Let $a_n\subseteq\mathbb{R}$ be a sequence, where $a_n\to a$. Let $$A = \{a_1, a_2, a_3, \cdots\}.$$ Let $b_n \in A$. Prove that if $(b_n)$ converges, then $b_n \to a$ or $b_n \to a_N$, where $N \in \mathbb{N}$. Let $B = \{b_1, b_2, b_3, \cdots\}$.
I tried to do it in the following way (with a lot of help from the book "Analysis with an introduction to proof" by Steven Lay).
Suppose that $(b_n)$ is finite with k terms. and let $\{b_n\} = a_m, \cdots, a_n$. Since $(b_n)$ is finite, the minimum distance between two distinct points is positive. $(b_n)$ is also Cauchy, since convergent implies Cauchy. We know from the definition of Cauchy sequence, that for all $\epsilon > 0$, there exists $N \in \mathbb{N}$ such that $$s, t \geq N \implies | a_s - a_t | < \epsilon.$$ Given any $s\ge N$, $a_s$ and $a_N$ are both in $B$, so if the distance between them is less than $\epsilon$, it must be zero (since $\epsilon$ is the minimum distance between distinct points in S).

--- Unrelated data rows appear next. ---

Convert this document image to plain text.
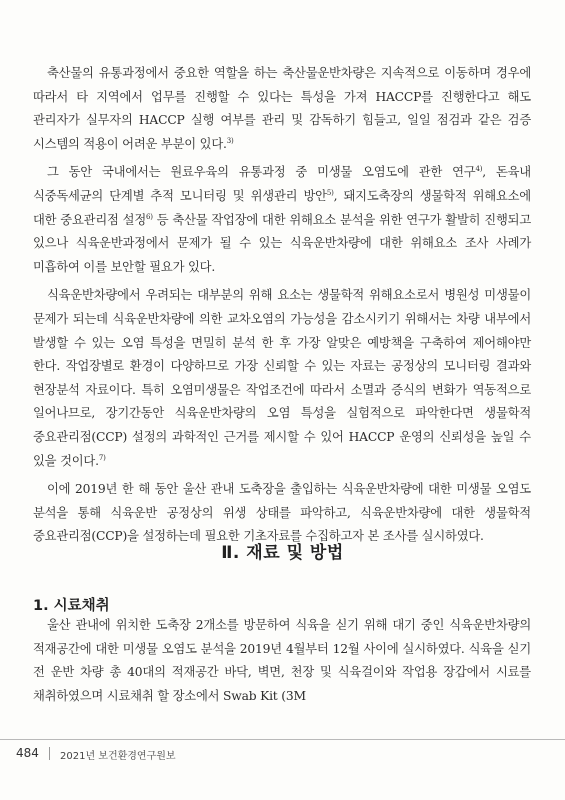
축산물의 유통과정에서 중요한 역할을 하는 축산물운반차량은 지속적으로 이동하며 경우에 따라서 타 지역에서 업무를 진행할 수 있다는 특성을 가져 HACCP를 진행한다고 해도 관리자가 실무자의 HACCP 실행 여부를 관리 및 감독하기 힘들고, 일일 점검과 같은 검증 시스템의 적용이 어려운 부분이 있다.$^{3)}$

그 동안 국내에서는 원료우육의 유통과정 중 미생물 오염도에 관한 연구$^{4)}$, 돈육내 식중독세균의 단계별 추적 모니터링 및 위생관리 방안$^{5)}$, 돼지도축장의 생물학적 위해요소에 대한 중요관리점 설정$^{6)}$ 등 축산물 작업장에 대한 위해요소 분석을 위한 연구가 활발히 진행되고 있으나 식육운반과정에서 문제가 될 수 있는 식육운반차량에 대한 위해요소 조사 사례가 미흡하여 이를 보안할 필요가 있다.

식육운반차량에서 우려되는 대부분의 위해 요소는 생물학적 위해요소로서 병원성 미생물이 문제가 되는데 식육운반차량에 의한 교차오염의 가능성을 감소시키기 위해서는 차량 내부에서 발생할 수 있는 오염 특성을 면밀히 분석 한 후 가장 알맞은 예방책을 구축하여 제어해야만 한다. 작업장별로 환경이 다양하므로 가장 신뢰할 수 있는 자료는 공정상의 모니터링 결과와 현장분석 자료이다. 특히 오염미생물은 작업조건에 따라서 소멸과 증식의 변화가 역동적으로 일어나므로, 장기간동안 식육운반차량의 오염 특성을 실험적으로 파악한다면 생물학적 중요관리점(CCP) 설정의 과학적인 근거를 제시할 수 있어 HACCP 운영의 신뢰성을 높일 수 있을 것이다.$^{7)}$

이에 2019년 한 해 동안 울산 관내 도축장을 출입하는 식육운반차량에 대한 미생물 오염도 분석을 통해 식육운반 공정상의 위생 상태를 파악하고, 식육운반차량에 대한 생물학적 중요관리점(CCP)을 설정하는데 필요한 기초자료를 수집하고자 본 조사를 실시하였다.

Ⅱ. 재료 및 방법
1. 시료채취

울산 관내에 위치한 도축장 2개소를 방문하여 식육을 싣기 위해 대기 중인 식육운반차량의 적재공간에 대한 미생물 오염도 분석을 2019년 4월부터 12월 사이에 실시하였다. 식육을 싣기 전 운반 차량 총 40대의 적재공간 바닥, 벽면, 천장 및 식육걸이와 작업용 장갑에서 시료를 채취하였으며 시료채취 할 장소에서 Swab Kit (3M

484 2021년 보건환경연구원보
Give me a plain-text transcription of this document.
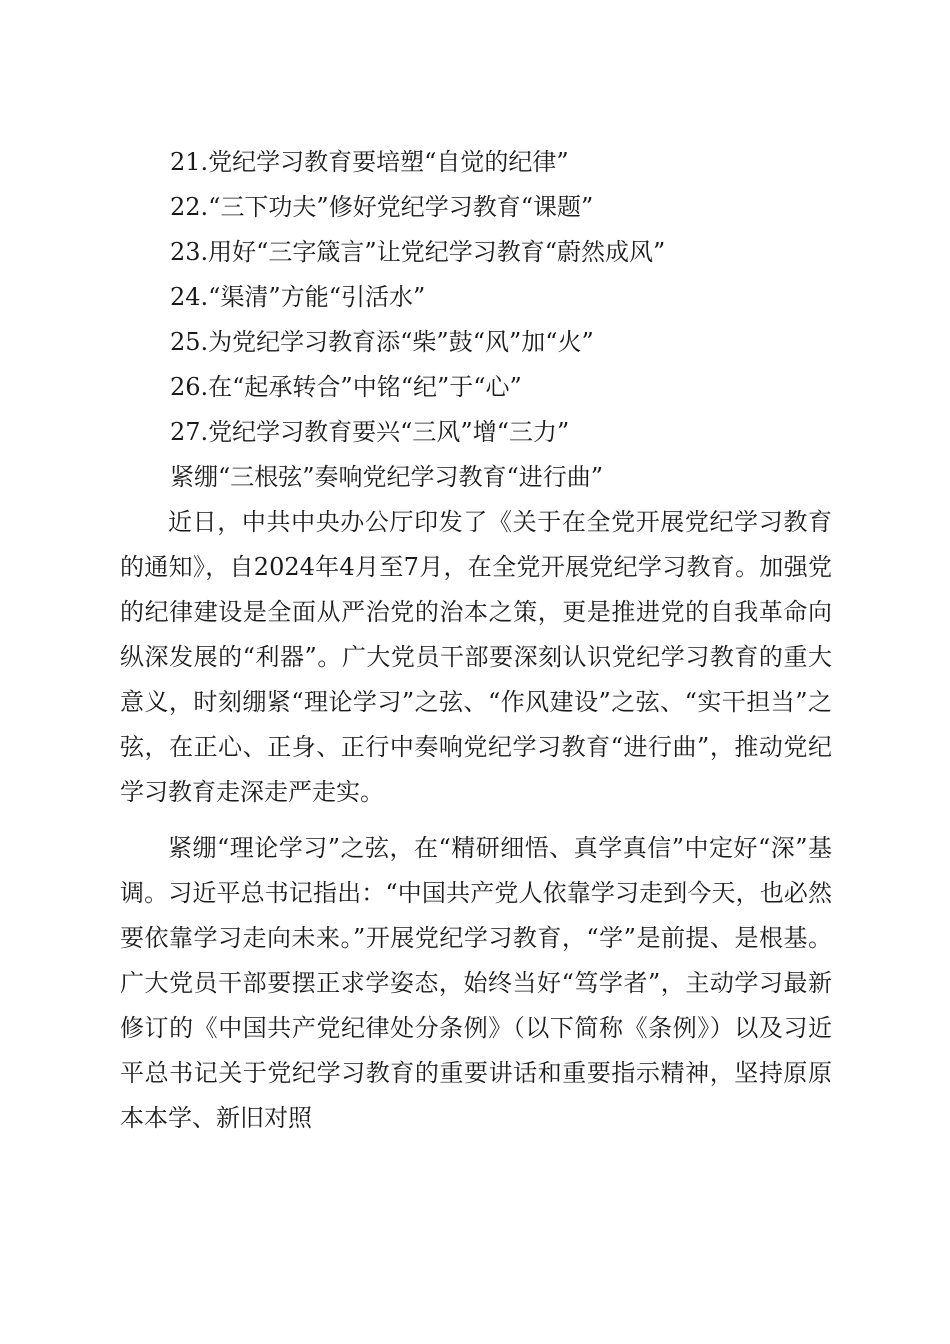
21.党纪学习教育要培塑“自觉的纪律”
22.“三下功夫”修好党纪学习教育“课题”
23.用好“三字箴言”让党纪学习教育“蔚然成风”
24.“渠清”方能“引活水”
25.为党纪学习教育添“柴”鼓“风”加“火”
26.在“起承转合”中铭“纪”于“心”
27.党纪学习教育要兴“三风”增“三力”
紧绷“三根弦”奏响党纪学习教育“进行曲”

近日，中共中央办公厅印发了《关于在全党开展党纪学习教育的通知》，自2024年4月至7月，在全党开展党纪学习教育。加强党的纪律建设是全面从严治党的治本之策，更是推进党的自我革命向纵深发展的“利器”。广大党员干部要深刻认识党纪学习教育的重大意义，时刻绷紧“理论学习”之弦、“作风建设”之弦、“实干担当”之弦，在正心、正身、正行中奏响党纪学习教育“进行曲”，推动党纪学习教育走深走严走实。

紧绷“理论学习”之弦，在“精研细悟、真学真信”中定好“深”基调。习近平总书记指出：“中国共产党人依靠学习走到今天，也必然要依靠学习走向未来。”开展党纪学习教育，“学”是前提、是根基。广大党员干部要摆正求学姿态，始终当好“笃学者”，主动学习最新修订的《中国共产党纪律处分条例》（以下简称《条例》）以及习近平总书记关于党纪学习教育的重要讲话和重要指示精神，坚持原原本本学、新旧对照
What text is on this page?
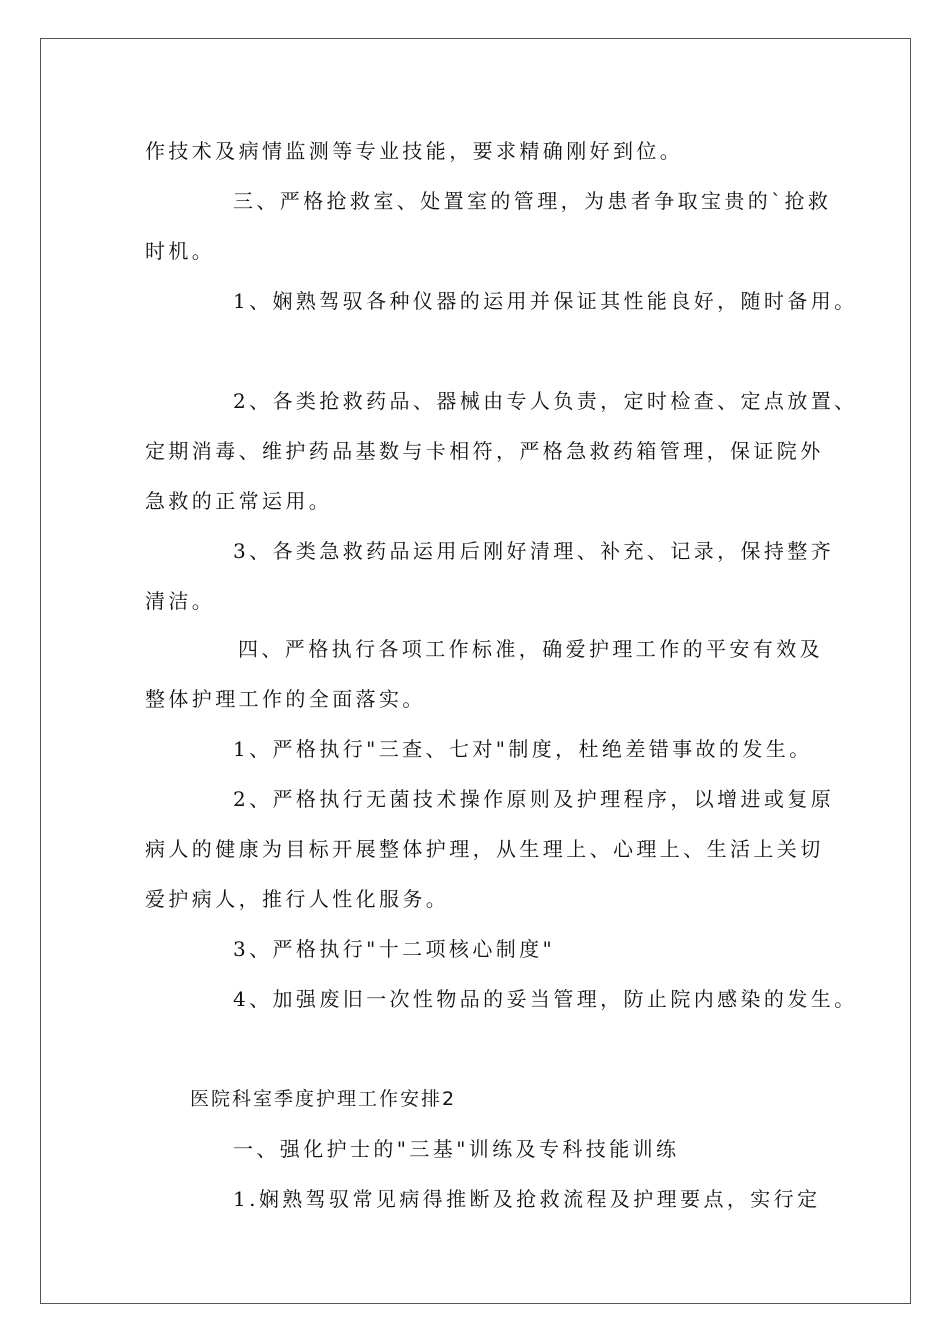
作技术及病情监测等专业技能，要求精确刚好到位。
三、严格抢救室、处置室的管理，为患者争取宝贵的`抢救
时机。
1、娴熟驾驭各种仪器的运用并保证其性能良好，随时备用。
2、各类抢救药品、器械由专人负责，定时检查、定点放置、
定期消毒、维护药品基数与卡相符，严格急救药箱管理，保证院外
急救的正常运用。
3、各类急救药品运用后刚好清理、补充、记录，保持整齐
清洁。
四、严格执行各项工作标准，确爱护理工作的平安有效及
整体护理工作的全面落实。
1、严格执行"三查、七对"制度，杜绝差错事故的发生。
2、严格执行无菌技术操作原则及护理程序，以增进或复原
病人的健康为目标开展整体护理，从生理上、心理上、生活上关切
爱护病人，推行人性化服务。
3、严格执行"十二项核心制度"
4、加强废旧一次性物品的妥当管理，防止院内感染的发生。
医院科室季度护理工作安排2
一、强化护士的"三基"训练及专科技能训练
1.娴熟驾驭常见病得推断及抢救流程及护理要点，实行定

Thus $a_s$ = $a_N$ for all $s \ge N$. It follows that $$\lim_{n\to k} b_n = a_N.$$
Is this correct? And I'm struggling when we suppose that $B$ is infinite.
For the infinite case, there's a whole lot going in my mind. We know that B is a subset of $\mathbb{R}$, and B is bounded and infinite. The bolzano-weirstrass theorem then implies that there is a real number "x" in $\mathbb{R}$ which is a limit point of B and we know that B converges to x. We know $a_n$ converges to a, we just need to show that a = x. Showing x $\leq$ a has not been a problem but I am having difficulties in showing that x $\geq$ a. I got stuck here so I tried another method.
I tried to suppose that x > a and x < a give us contradictions but I can't come up with the contradictions.
I then tried another way, we know that B is infinite, so B = { $a_m$, $a_{m+1}$, .... }. Only a finite number of terms have been skipped, and so $ \lim (b_n) = a$. Is this correct..?
I haven't studied subsequences yet, so I can't use them.